Building Stackable Decorators

The real power of decorators is that you can combine them in any order at runtime. This is called stacking.

class LoggingDecorator < SimpleDelegator
  def initialize(component)
    super(component)
    @calls = []
  end

  def method_missing(meth, *args, &block)
    @calls << [meth, args]
    super
  end

  def call_log
    @calls
  end
end

class CachingDecorator < SimpleDelegator
  def initialize(component)
    super(component)
    @cache = {}
  end

  def cost
    @cache[:cost] ||= super
  end
end

price = CachingDecorator.new(LoggingDecorator.new(Coffee.new))
price.cost
price.cost      # served from cache
price.call_log # => [[:cost, []], [:cost, []]]
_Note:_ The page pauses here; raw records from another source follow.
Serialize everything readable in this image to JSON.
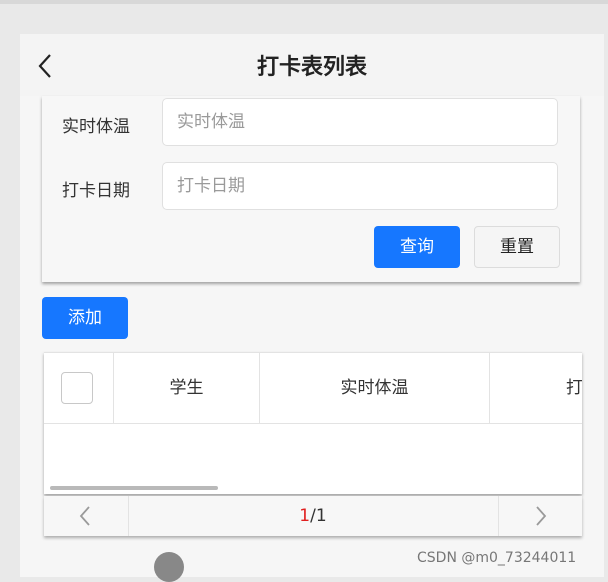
{
  "header": {
    "title": "打卡表列表",
    "back_icon": "chevron-left-icon"
  },
  "search": {
    "temperature_label": "实时体温",
    "temperature_placeholder": "实时体温",
    "date_label": "打卡日期",
    "date_placeholder": "打卡日期",
    "query_label": "查询",
    "reset_label": "重置"
  },
  "toolbar": {
    "add_label": "添加"
  },
  "table": {
    "columns": [
      "学生",
      "实时体温",
      "打"
    ]
  },
  "pagination": {
    "current": "1",
    "separator": "/",
    "total": "1",
    "prev_icon": "chevron-left-icon",
    "next_icon": "chevron-right-icon"
  },
  "watermark": "CSDN @m0_73244011",
  "colors": {
    "primary": "#1677ff",
    "current_page": "#e02020"
  }
}
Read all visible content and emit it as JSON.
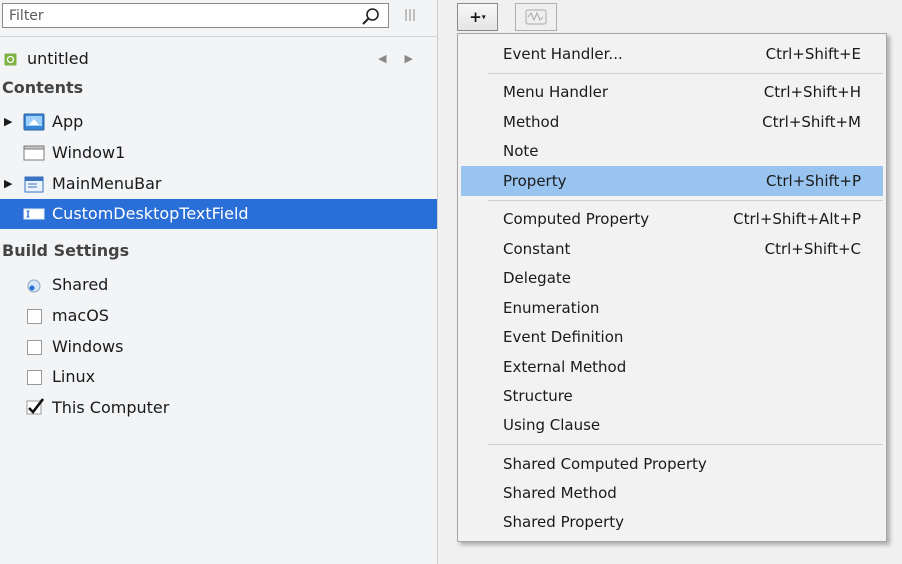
{
  "filter": {
    "placeholder": "Filter"
  },
  "navigator": {
    "project": "untitled",
    "contents_header": "Contents",
    "contents": [
      {
        "label": "App",
        "icon": "app-icon",
        "expandable": true
      },
      {
        "label": "Window1",
        "icon": "window-icon",
        "expandable": false
      },
      {
        "label": "MainMenuBar",
        "icon": "menubar-icon",
        "expandable": true
      },
      {
        "label": "CustomDesktopTextField",
        "icon": "textfield-icon",
        "expandable": false,
        "selected": true
      }
    ],
    "build_header": "Build Settings",
    "build": [
      {
        "label": "Shared",
        "icon": "shared-icon"
      },
      {
        "label": "macOS",
        "checked": false
      },
      {
        "label": "Windows",
        "checked": false
      },
      {
        "label": "Linux",
        "checked": false
      },
      {
        "label": "This Computer",
        "checked": true
      }
    ]
  },
  "toolbar": {
    "add_label": "+",
    "add_caret": "▾"
  },
  "menu": {
    "items": [
      {
        "label": "Event Handler...",
        "shortcut": "Ctrl+Shift+E"
      },
      {
        "label": "Menu Handler",
        "shortcut": "Ctrl+Shift+H"
      },
      {
        "label": "Method",
        "shortcut": "Ctrl+Shift+M"
      },
      {
        "label": "Note",
        "shortcut": ""
      },
      {
        "label": "Property",
        "shortcut": "Ctrl+Shift+P",
        "highlighted": true
      },
      {
        "label": "Computed Property",
        "shortcut": "Ctrl+Shift+Alt+P"
      },
      {
        "label": "Constant",
        "shortcut": "Ctrl+Shift+C"
      },
      {
        "label": "Delegate",
        "shortcut": ""
      },
      {
        "label": "Enumeration",
        "shortcut": ""
      },
      {
        "label": "Event Definition",
        "shortcut": ""
      },
      {
        "label": "External Method",
        "shortcut": ""
      },
      {
        "label": "Structure",
        "shortcut": ""
      },
      {
        "label": "Using Clause",
        "shortcut": ""
      },
      {
        "label": "Shared Computed Property",
        "shortcut": ""
      },
      {
        "label": "Shared Method",
        "shortcut": ""
      },
      {
        "label": "Shared Property",
        "shortcut": ""
      }
    ]
  },
  "colors": {
    "selection": "#2a6ed8",
    "menu_highlight": "#99c4ef"
  }
}
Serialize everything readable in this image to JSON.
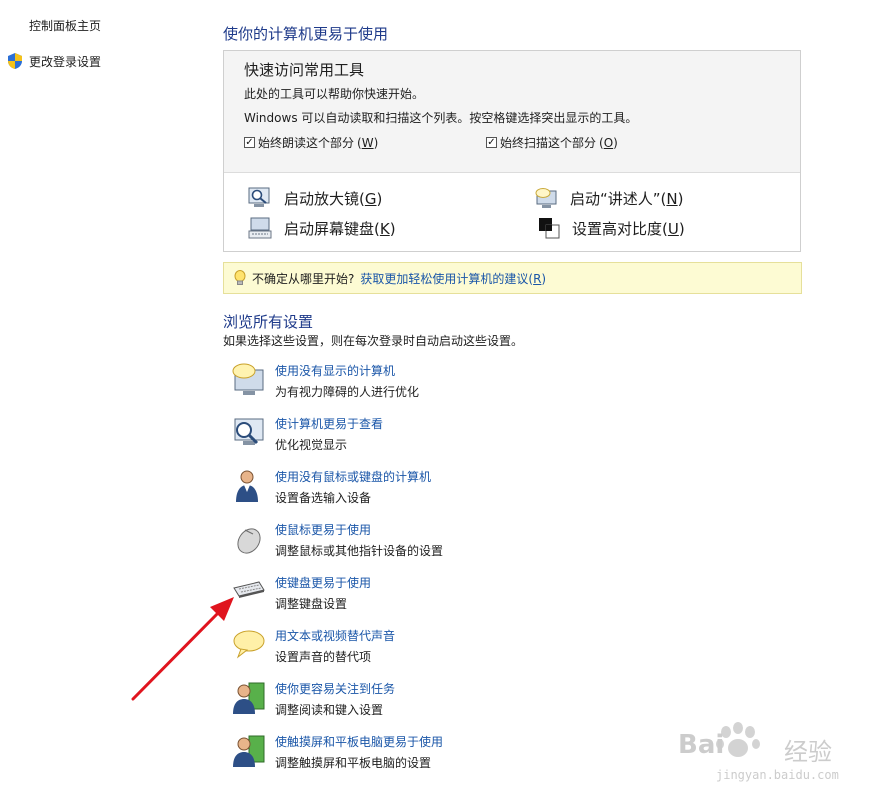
{
  "sidebar": {
    "home": "控制面板主页",
    "login_settings": "更改登录设置"
  },
  "main": {
    "title": "使你的计算机更易于使用",
    "quick": {
      "title": "快速访问常用工具",
      "line1": "此处的工具可以帮助你快速开始。",
      "line2": "Windows 可以自动读取和扫描这个列表。按空格键选择突出显示的工具。",
      "checkbox_read": {
        "label": "始终朗读这个部分",
        "key": "W"
      },
      "checkbox_scan": {
        "label": "始终扫描这个部分",
        "key": "O"
      },
      "tools": [
        {
          "label": "启动放大镜",
          "key": "G"
        },
        {
          "label": "启动“讲述人”",
          "key": "N"
        },
        {
          "label": "启动屏幕键盘",
          "key": "K"
        },
        {
          "label": "设置高对比度",
          "key": "U"
        }
      ]
    },
    "tip": {
      "text": "不确定从哪里开始?",
      "link": "获取更加轻松使用计算机的建议",
      "key": "R"
    },
    "browse": {
      "title": "浏览所有设置",
      "subtitle": "如果选择这些设置，则在每次登录时自动启动这些设置。",
      "items": [
        {
          "link": "使用没有显示的计算机",
          "desc": "为有视力障碍的人进行优化",
          "icon": "speech-bubble-monitor-icon"
        },
        {
          "link": "使计算机更易于查看",
          "desc": "优化视觉显示",
          "icon": "magnifier-monitor-icon"
        },
        {
          "link": "使用没有鼠标或键盘的计算机",
          "desc": "设置备选输入设备",
          "icon": "person-icon"
        },
        {
          "link": "使鼠标更易于使用",
          "desc": "调整鼠标或其他指针设备的设置",
          "icon": "mouse-icon"
        },
        {
          "link": "使键盘更易于使用",
          "desc": "调整键盘设置",
          "icon": "keyboard-icon"
        },
        {
          "link": "用文本或视频替代声音",
          "desc": "设置声音的替代项",
          "icon": "speech-bubble-icon"
        },
        {
          "link": "使你更容易关注到任务",
          "desc": "调整阅读和键入设置",
          "icon": "person-document-icon"
        },
        {
          "link": "使触摸屏和平板电脑更易于使用",
          "desc": "调整触摸屏和平板电脑的设置",
          "icon": "person-tablet-icon"
        }
      ]
    }
  },
  "watermark": {
    "brand": "Bai",
    "brand2": "经验",
    "url": "jingyan.baidu.com"
  },
  "colors": {
    "link": "#1a56a8",
    "heading": "#1e3a8a",
    "tip_bg": "#fdfbd3",
    "arrow": "#e0141e"
  }
}
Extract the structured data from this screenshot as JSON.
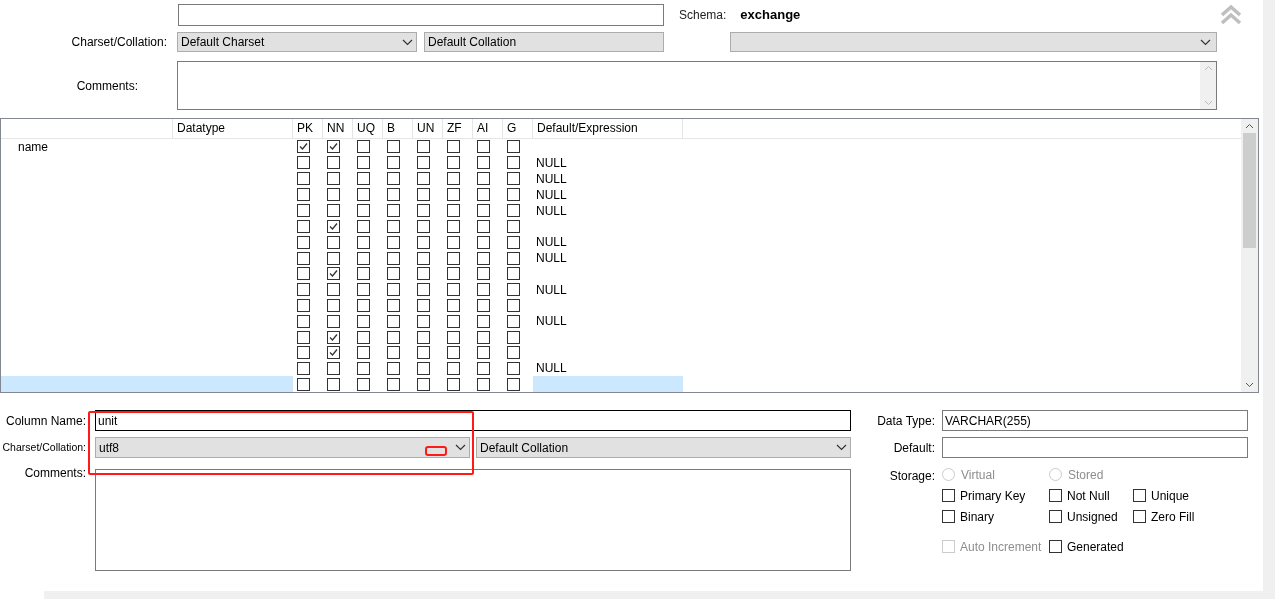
{
  "table_header": {
    "schema_label": "Schema:",
    "schema": "exchange",
    "charset_label": "Charset/Collation:",
    "charset": "Default Charset",
    "collation": "Default Collation",
    "comments_label": "Comments:"
  },
  "grid": {
    "columns": [
      {
        "label": "Datatype"
      },
      {
        "label": "PK"
      },
      {
        "label": "NN"
      },
      {
        "label": "UQ"
      },
      {
        "label": "B"
      },
      {
        "label": "UN"
      },
      {
        "label": "ZF"
      },
      {
        "label": "AI"
      },
      {
        "label": "G"
      },
      {
        "label": "Default/Expression"
      }
    ],
    "rows": [
      {
        "name": "name",
        "selected": false,
        "flags": [
          true,
          true,
          false,
          false,
          false,
          false,
          false,
          false
        ]
      },
      {
        "selected": false,
        "flags": [
          false,
          false,
          false,
          false,
          false,
          false,
          false,
          false
        ],
        "default": "NULL"
      },
      {
        "selected": false,
        "flags": [
          false,
          false,
          false,
          false,
          false,
          false,
          false,
          false
        ],
        "default": "NULL"
      },
      {
        "selected": false,
        "flags": [
          false,
          false,
          false,
          false,
          false,
          false,
          false,
          false
        ],
        "default": "NULL"
      },
      {
        "selected": false,
        "flags": [
          false,
          false,
          false,
          false,
          false,
          false,
          false,
          false
        ],
        "default": "NULL"
      },
      {
        "selected": false,
        "flags": [
          false,
          true,
          false,
          false,
          false,
          false,
          false,
          false
        ]
      },
      {
        "selected": false,
        "flags": [
          false,
          false,
          false,
          false,
          false,
          false,
          false,
          false
        ],
        "default": "NULL"
      },
      {
        "selected": false,
        "flags": [
          false,
          false,
          false,
          false,
          false,
          false,
          false,
          false
        ],
        "default": "NULL"
      },
      {
        "selected": false,
        "flags": [
          false,
          true,
          false,
          false,
          false,
          false,
          false,
          false
        ]
      },
      {
        "selected": false,
        "flags": [
          false,
          false,
          false,
          false,
          false,
          false,
          false,
          false
        ],
        "default": "NULL"
      },
      {
        "selected": false,
        "flags": [
          false,
          false,
          false,
          false,
          false,
          false,
          false,
          false
        ]
      },
      {
        "selected": false,
        "flags": [
          false,
          false,
          false,
          false,
          false,
          false,
          false,
          false
        ],
        "default": "NULL"
      },
      {
        "selected": false,
        "flags": [
          false,
          true,
          false,
          false,
          false,
          false,
          false,
          false
        ]
      },
      {
        "selected": false,
        "flags": [
          false,
          true,
          false,
          false,
          false,
          false,
          false,
          false
        ]
      },
      {
        "selected": false,
        "flags": [
          false,
          false,
          false,
          false,
          false,
          false,
          false,
          false
        ],
        "default": "NULL"
      },
      {
        "selected": true,
        "flags": [
          false,
          false,
          false,
          false,
          false,
          false,
          false,
          false
        ]
      }
    ]
  },
  "column_details": {
    "name_label": "Column Name:",
    "name": "unit",
    "charset_label": "Charset/Collation:",
    "charset": "utf8",
    "collation": "Default Collation",
    "comments_label": "Comments:",
    "type_label": "Data Type:",
    "type": "VARCHAR(255)",
    "default_label": "Default:",
    "storage_label": "Storage:",
    "storage": [
      {
        "label": "Virtual",
        "selected": false,
        "disabled": true
      },
      {
        "label": "Stored",
        "selected": false,
        "disabled": true
      }
    ],
    "options": [
      {
        "label": "Primary Key",
        "checked": false,
        "disabled": false
      },
      {
        "label": "Not Null",
        "checked": false,
        "disabled": false
      },
      {
        "label": "Unique",
        "checked": false,
        "disabled": false
      },
      {
        "label": "Binary",
        "checked": false,
        "disabled": false
      },
      {
        "label": "Unsigned",
        "checked": false,
        "disabled": false
      },
      {
        "label": "Zero Fill",
        "checked": false,
        "disabled": false
      },
      {
        "label": "Auto Increment",
        "checked": false,
        "disabled": true
      },
      {
        "label": "Generated",
        "checked": false,
        "disabled": false
      }
    ]
  }
}
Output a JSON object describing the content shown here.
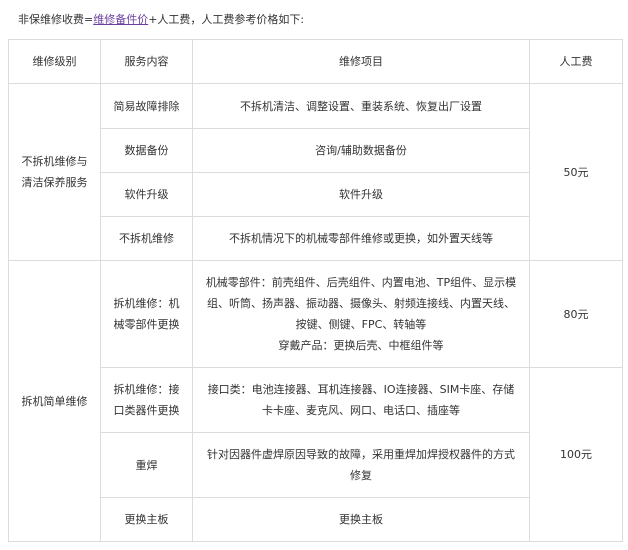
{
  "intro": {
    "prefix": "非保维修收费=",
    "link": "维修备件价",
    "suffix": "+人工费，人工费参考价格如下:"
  },
  "table": {
    "headers": [
      "维修级别",
      "服务内容",
      "维修项目",
      "人工费"
    ],
    "groups": [
      {
        "level": "不拆机维修与清洁保养服务",
        "fee": "50元",
        "rows": [
          {
            "service": "简易故障排除",
            "items": "不拆机清洁、调整设置、重装系统、恢复出厂设置"
          },
          {
            "service": "数据备份",
            "items": "咨询/辅助数据备份"
          },
          {
            "service": "软件升级",
            "items": "软件升级"
          },
          {
            "service": "不拆机维修",
            "items": "不拆机情况下的机械零部件维修或更换，如外置天线等"
          }
        ]
      },
      {
        "level": "拆机简单维修",
        "fee_80": "80元",
        "fee_100": "100元",
        "rows": [
          {
            "service": "拆机维修：机械零部件更换",
            "items": "机械零部件：前壳组件、后壳组件、内置电池、TP组件、显示模组、听筒、扬声器、振动器、摄像头、射频连接线、内置天线、按键、侧键、FPC、转轴等",
            "items2": "穿戴产品：更换后壳、中框组件等"
          },
          {
            "service": "拆机维修：接口类器件更换",
            "items": "接口类：电池连接器、耳机连接器、IO连接器、SIM卡座、存储卡卡座、麦克风、网口、电话口、插座等"
          },
          {
            "service": "重焊",
            "items": "针对因器件虚焊原因导致的故障，采用重焊加焊授权器件的方式修复"
          },
          {
            "service": "更换主板",
            "items": "更换主板"
          }
        ]
      }
    ]
  }
}
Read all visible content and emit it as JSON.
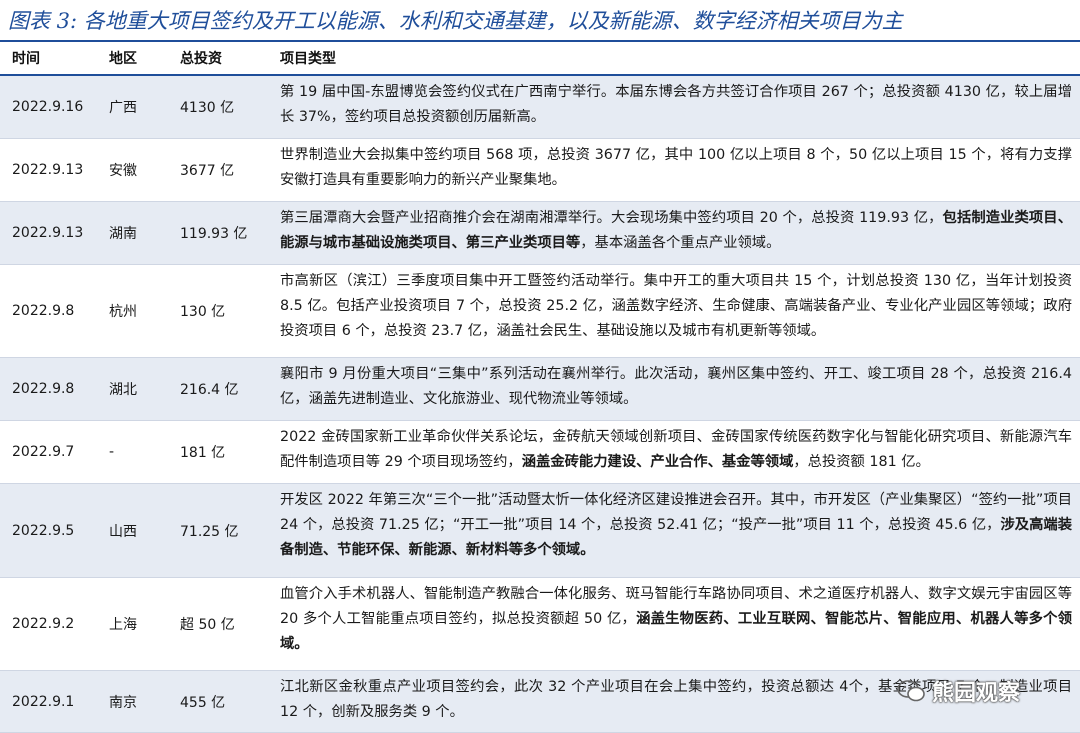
{
  "title": "图表 3:  各地重大项目签约及开工以能源、水利和交通基建，以及新能源、数字经济相关项目为主",
  "header": {
    "date": "时间",
    "region": "地区",
    "invest": "总投资",
    "type": "项目类型"
  },
  "rows": [
    {
      "date": "2022.9.16",
      "region": "广西",
      "invest": "4130 亿",
      "parts": [
        {
          "t": "第 19 届中国-东盟博览会签约仪式在广西南宁举行。本届东博会各方共签订合作项目 267 个；总投资额 4130 亿，较上届增长 37%，签约项目总投资额创历届新高。"
        }
      ]
    },
    {
      "date": "2022.9.13",
      "region": "安徽",
      "invest": "3677 亿",
      "parts": [
        {
          "t": "世界制造业大会拟集中签约项目 568 项，总投资 3677 亿，其中 100 亿以上项目 8 个，50 亿以上项目 15 个，将有力支撑安徽打造具有重要影响力的新兴产业聚集地。"
        }
      ]
    },
    {
      "date": "2022.9.13",
      "region": "湖南",
      "invest": "119.93 亿",
      "parts": [
        {
          "t": "第三届潭商大会暨产业招商推介会在湖南湘潭举行。大会现场集中签约项目 20 个，总投资 119.93 亿，"
        },
        {
          "t": "包括制造业类项目、能源与城市基础设施类项目、第三产业类项目等",
          "b": true
        },
        {
          "t": "，基本涵盖各个重点产业领域。"
        }
      ]
    },
    {
      "date": "2022.9.8",
      "region": "杭州",
      "invest": "130 亿",
      "parts": [
        {
          "t": "市高新区（滨江）三季度项目集中开工暨签约活动举行。集中开工的重大项目共 15 个，计划总投资 130 亿，当年计划投资 8.5 亿。包括产业投资项目 7 个，总投资 25.2 亿，涵盖数字经济、生命健康、高端装备产业、专业化产业园区等领域；政府投资项目 6 个，总投资 23.7 亿，涵盖社会民生、基础设施以及城市有机更新等领域。"
        }
      ]
    },
    {
      "date": "2022.9.8",
      "region": "湖北",
      "invest": "216.4 亿",
      "parts": [
        {
          "t": "襄阳市 9 月份重大项目“三集中”系列活动在襄州举行。此次活动，襄州区集中签约、开工、竣工项目 28 个，总投资 216.4 亿，涵盖先进制造业、文化旅游业、现代物流业等领域。"
        }
      ]
    },
    {
      "date": "2022.9.7",
      "region": "-",
      "invest": "181 亿",
      "parts": [
        {
          "t": "2022 金砖国家新工业革命伙伴关系论坛，金砖航天领域创新项目、金砖国家传统医药数字化与智能化研究项目、新能源汽车配件制造项目等 29 个项目现场签约，"
        },
        {
          "t": "涵盖金砖能力建设、产业合作、基金等领域",
          "b": true
        },
        {
          "t": "，总投资额 181 亿。"
        }
      ]
    },
    {
      "date": "2022.9.5",
      "region": "山西",
      "invest": "71.25 亿",
      "parts": [
        {
          "t": "开发区 2022 年第三次“三个一批”活动暨太忻一体化经济区建设推进会召开。其中，市开发区（产业集聚区）“签约一批”项目 24 个，总投资 71.25 亿；“开工一批”项目 14 个，总投资 52.41 亿；“投产一批”项目 11 个，总投资 45.6 亿，"
        },
        {
          "t": "涉及高端装备制造、节能环保、新能源、新材料等多个领域。",
          "b": true
        }
      ]
    },
    {
      "date": "2022.9.2",
      "region": "上海",
      "invest": "超 50 亿",
      "parts": [
        {
          "t": "血管介入手术机器人、智能制造产教融合一体化服务、斑马智能行车路协同项目、术之道医疗机器人、数字文娱元宇宙园区等 20 多个人工智能重点项目签约，拟总投资额超 50 亿，"
        },
        {
          "t": "涵盖生物医药、工业互联网、智能芯片、智能应用、机器人等多个领域。",
          "b": true
        }
      ]
    },
    {
      "date": "2022.9.1",
      "region": "南京",
      "invest": "455 亿",
      "parts": [
        {
          "t": "江北新区金秋重点产业项目签约会，此次 32 个产业项目在会上集中签约，投资总额达 4"
        },
        {
          "t": "个，基金类项目 7 个，制造业项目 12 个，创新及服务类 9 个。"
        }
      ]
    }
  ],
  "watermark": {
    "text": "熊园观察",
    "icon": "wechat-icon"
  }
}
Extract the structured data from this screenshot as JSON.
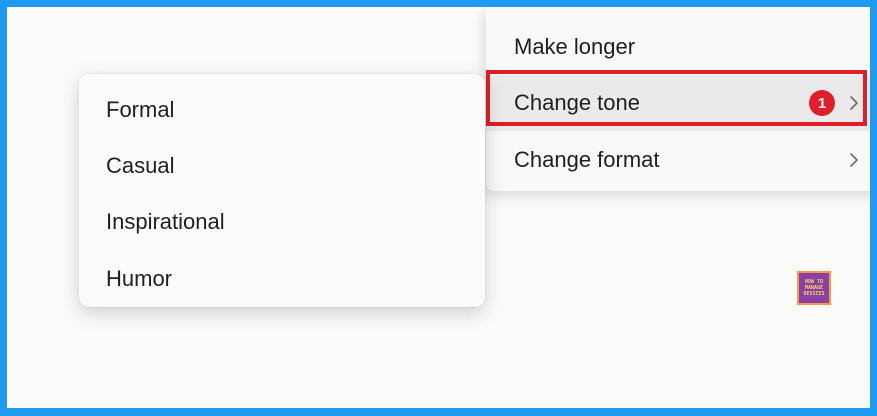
{
  "menu": {
    "items": [
      {
        "label": "Make longer"
      },
      {
        "label": "Change tone",
        "badge": "1"
      },
      {
        "label": "Change format"
      }
    ]
  },
  "submenu": {
    "items": [
      {
        "label": "Formal"
      },
      {
        "label": "Casual"
      },
      {
        "label": "Inspirational"
      },
      {
        "label": "Humor"
      }
    ]
  },
  "watermark": {
    "line1": "HOW TO",
    "line2": "MANAGE",
    "line3": "DEVICES"
  },
  "colors": {
    "frame": "#1e9bf0",
    "highlight": "#e01e29",
    "badge": "#e01e29"
  }
}
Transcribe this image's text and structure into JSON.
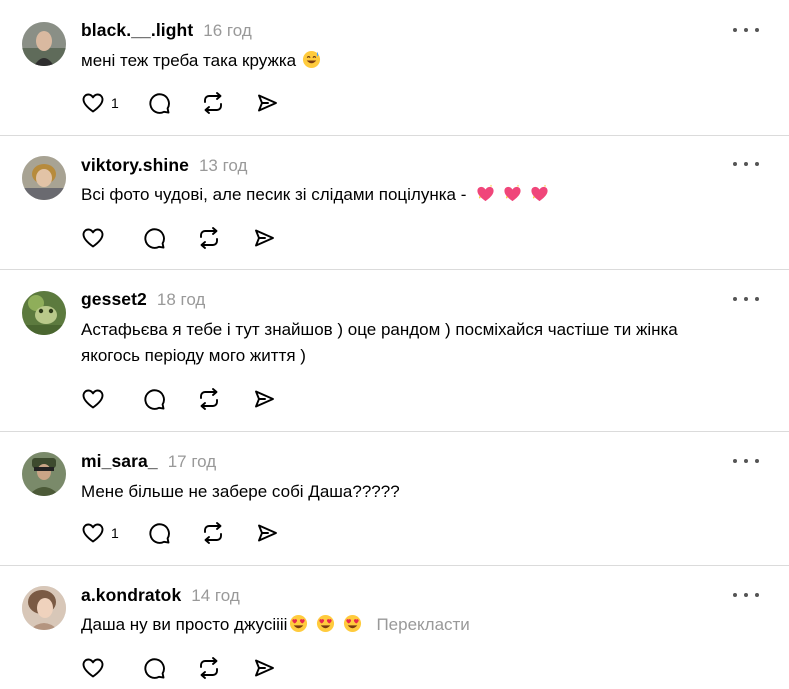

Notice that call_log only recorded two calls even though we called cost twice — the CachingDecorator intercepted the second call before it reached the LoggingDecorator. Order matters.

Testing Decorators

Decorators are easy to test in isolation because they have no dependencies on external state other than the wrapped object.

require "minitest/autorun"

class CachingDecoratorTest < Minitest::Test
  def test_cost_returns_cached_value
    component = Object.new
    def component.cost; 5; end

    decorator = CachingDecorator.new(component)

    assert_equal 5, decorator.cost
    assert_equal 5, decorator.cost  # second call hits cache
  end

  def test_decorator_preserves_wrapped_interface
    component = Object.new
    def component.cost; 5; end
    def component.description; "thing"; end

    decorator = CachingDecorator.new(component)

    assert_equal 5, decorator.cost
    assert_equal "thing", decorator.description  # not overridden
  end
end

The key testing principle is that each decorator should be tested independently. Mock the wrapped component if needed, but don’t test the entire stack in a single test.

When to Use Decorators vs Module Mixins

Ruby gives you two ways to add behaviour to objects: decorators and module mixins.

DecoratorModule Mixin
Adds behaviour atRuntime (per instance)Class level (all instances)
Can be stackedYes, in any orderNo — single inclusion
Requires interface matchingYesNo — methods merge into class
Removes cleanlyYes — unwrap to get originalTricky — must use super everywhere

Use a decorator when:

  • You need to add behaviour to a specific instance at runtime
  • You want to combine behaviours in different orders
  • The base object comes from an external source you cannot modify
  • You need to easily remove the decoration later

Use a module mixin when:

  • The behaviour belongs to the class itself
  • All instances of the class need the same behaviour
  • You are building a framework or gem that extends core Ruby objects
# Module mixin — behaviour lives on the class
module Reportable
  def generate_report
    "Report for #{self.class}"
  end
end

class Order
  include Reportable
end

Order.new.generate_report # => "Report for Order"

# Decorator — behaviour is attached to a specific instance
class ExportDecorator < SimpleDelegator
  def generate_report
    "Export: #{super}"
  end
end

ExportDecorator.new(Order.new).generate_report # => "Export: Report for Order"

The deciding question is: do you want this behaviour on all instances or just some instances? All instances means mixin. Some instances means decorator.